The Health Production Theory explains the role of the production of health and its influence by various factors, including the amount of medical care consumed. There is also a direct relationship between healthcare economics and society’s access to health insurance. Economics and healthcare delivery systems have a direct effect on society because health, like any other good or service, is desired because it generates utility.
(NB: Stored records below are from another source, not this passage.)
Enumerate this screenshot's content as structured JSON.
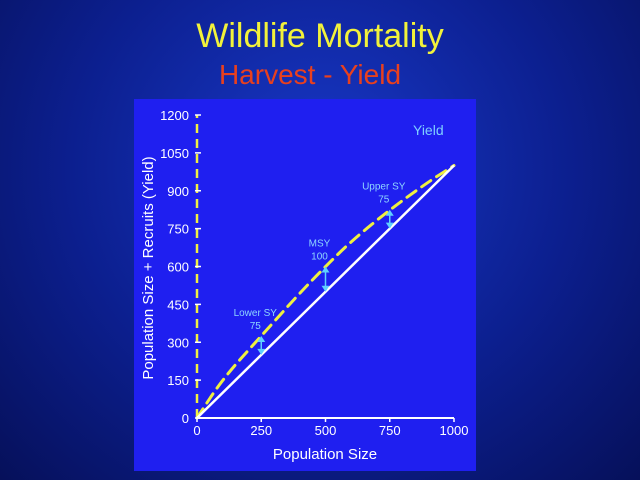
{
  "header": {
    "title": "Wildlife Mortality",
    "subtitle": "Harvest - Yield"
  },
  "colors": {
    "title": "#f2f23a",
    "subtitle": "#e8401e",
    "panel": "#1f1ff0",
    "yield_curve": "#f0f040",
    "replacement_line": "#ffffff",
    "arrow": "#5fd0ff"
  },
  "chart_data": {
    "type": "line",
    "xlabel": "Population Size",
    "ylabel": "Population Size + Recruits (Yield)",
    "xlim": [
      0,
      1000
    ],
    "ylim": [
      0,
      1200
    ],
    "x_ticks": [
      "0",
      "250",
      "500",
      "750",
      "1000"
    ],
    "y_ticks": [
      "0",
      "150",
      "300",
      "450",
      "600",
      "750",
      "900",
      "1050",
      "1200"
    ],
    "legend": [
      "Yield"
    ],
    "series": [
      {
        "name": "Yield",
        "style": "dashed",
        "x": [
          0,
          100,
          250,
          400,
          500,
          600,
          750,
          900,
          1000
        ],
        "y": [
          0,
          155,
          325,
          495,
          600,
          700,
          825,
          935,
          1000
        ]
      },
      {
        "style": "solid",
        "x": [
          0,
          1000
        ],
        "y": [
          0,
          1000
        ]
      }
    ],
    "annotations": [
      {
        "label": "Lower SY",
        "value": "75",
        "x": 250,
        "y_from": 250,
        "y_to": 325
      },
      {
        "label": "MSY",
        "value": "100",
        "x": 500,
        "y_from": 500,
        "y_to": 600
      },
      {
        "label": "Upper SY",
        "value": "75",
        "x": 750,
        "y_from": 750,
        "y_to": 825
      }
    ]
  }
}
Rising incomes mean more disposable income for health services, both basic and optional. Because health insurance continues to offer narrow ranges of benefits for small monthly fees, many people pay directly for optional health services. The first to notice this trend are entrepreneurs, both physicians and businessmen who come from the resource side. These entrepreneurs have led in the most noticeable physical and organizational restructuring of health care: the decentralization of hospital and physician services to single-specialty or single-patient-type institutes” that offer all services in an integrated form. Institutes now house women and children’s services, cancer, orthopedics, eye, diabetes, renal and stroke services, asthma and allergies, heart and fitness, along the lines of existing infertility institutes.
The task of tying these disparate institutes together falls to the regional healthcare system, where the links are financial and information systems, not geographic or facility. Many physicians, whose skills have not kept up with advances in medical science, prove to be surplus under managed care. At the same time, doctors trained in genetics find they cannot afford to practice independently since health plans are reluctant to open the gate to what they perceive as expensive services that will not prove out for years. Manpower surplus gives the advantage to health plans, which can pick and choose. IPAs are a low-involvement framework for physicians who only want to contract together.
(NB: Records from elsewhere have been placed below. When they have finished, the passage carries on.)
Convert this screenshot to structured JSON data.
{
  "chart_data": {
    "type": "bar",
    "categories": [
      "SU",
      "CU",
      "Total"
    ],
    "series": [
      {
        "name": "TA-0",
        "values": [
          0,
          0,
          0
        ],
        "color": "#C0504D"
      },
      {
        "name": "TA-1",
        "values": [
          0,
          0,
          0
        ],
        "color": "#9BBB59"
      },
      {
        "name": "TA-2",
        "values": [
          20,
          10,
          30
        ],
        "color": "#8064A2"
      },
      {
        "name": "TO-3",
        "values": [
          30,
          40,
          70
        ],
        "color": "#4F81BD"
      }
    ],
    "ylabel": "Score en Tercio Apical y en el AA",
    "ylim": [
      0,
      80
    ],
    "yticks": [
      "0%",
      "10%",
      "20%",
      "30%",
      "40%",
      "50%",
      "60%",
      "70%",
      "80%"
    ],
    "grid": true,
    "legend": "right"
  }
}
Medical groups can not only contract but also enhance the practice experience, and health plans tend to like them. In terms of health insurance, as the country enjoys the long boom” produced by the leveraging of knowledge into wealth, there are actually two pathways emerging in payment. One pathway is mediated by insurance, which is still related to individuals through work or through the government. Mandates have stair-stepped most employers into mandated coverage, leaving out small rural businesses where no managed care plan exists, or certain other exceptions. Unfortunately, Congress has been unable to fully reduce the 17 percent of the population without insurance, since small business growth, immigration, and premium increases offset any gain. Universal coverage mandates await the political maturation of minority groups into both elected leadership positions and voter participation.
The second pathway is payment arranged outside of insurance. This is the fastest-growing form at present. Direct consumer payment covers most self-care, alternative health services, nutraceuticals,” cosmetic surgery, much non-organic mental health, non-Medicaid long-term care, and physical therapy past approved limits. For seniors and families, some health services are built into housing costs. Foundations and not-for-profits cover problems not easily handled by insurance, such as migrant worker care or open-door clinics for the inner city.
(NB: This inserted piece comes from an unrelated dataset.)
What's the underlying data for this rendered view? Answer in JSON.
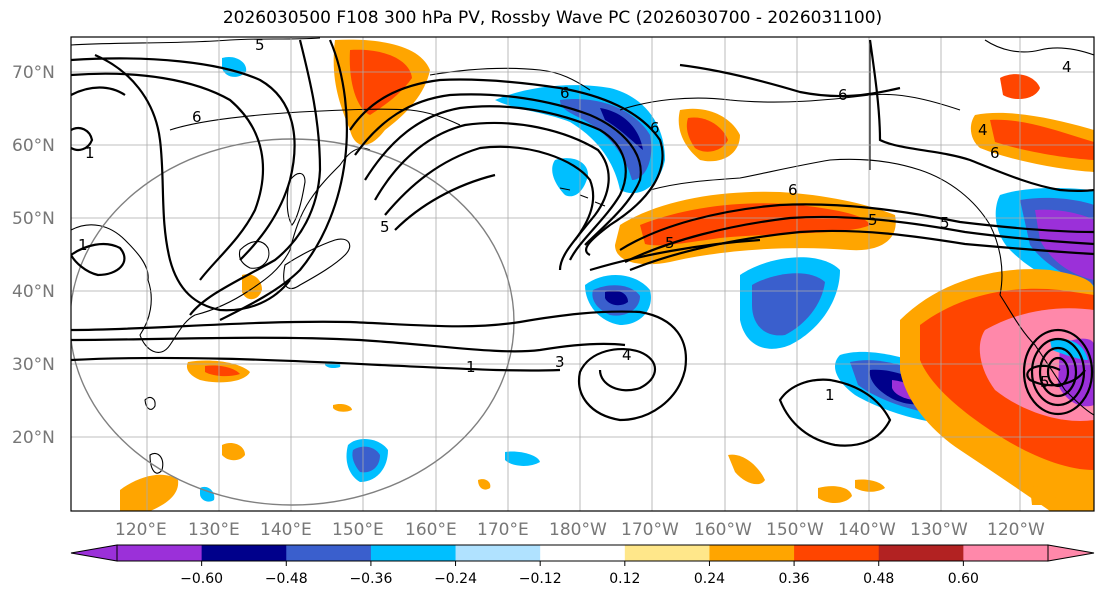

Health insurance depresses innovation as providers tend to only give care that is covered. This is done by excluding experimental” procedures and underpaying for new services, causing providers to be reluctant to commit resources. Additionally, patients’ access is restricted on a per-case basis, such as with bone marrow transplants for third-stage breast cancer or testing of family members at risk for cancer. Prevention efforts are also limited as they can only be paid for if delivered to covered individuals in their role as patients, even though prevention at the family or community levels may be necessary. Insurance related to individuals does not work for those who lack the competence to manage it or their healthcare.
Open-access services should be subsidized. Note the untenable economics of emergency rooms, the safety net for people who are outside the formal system. Insurers, particularly government plans, could stimulate such innovation by offering budget subsidies for services that are meant to reach the uninsurable.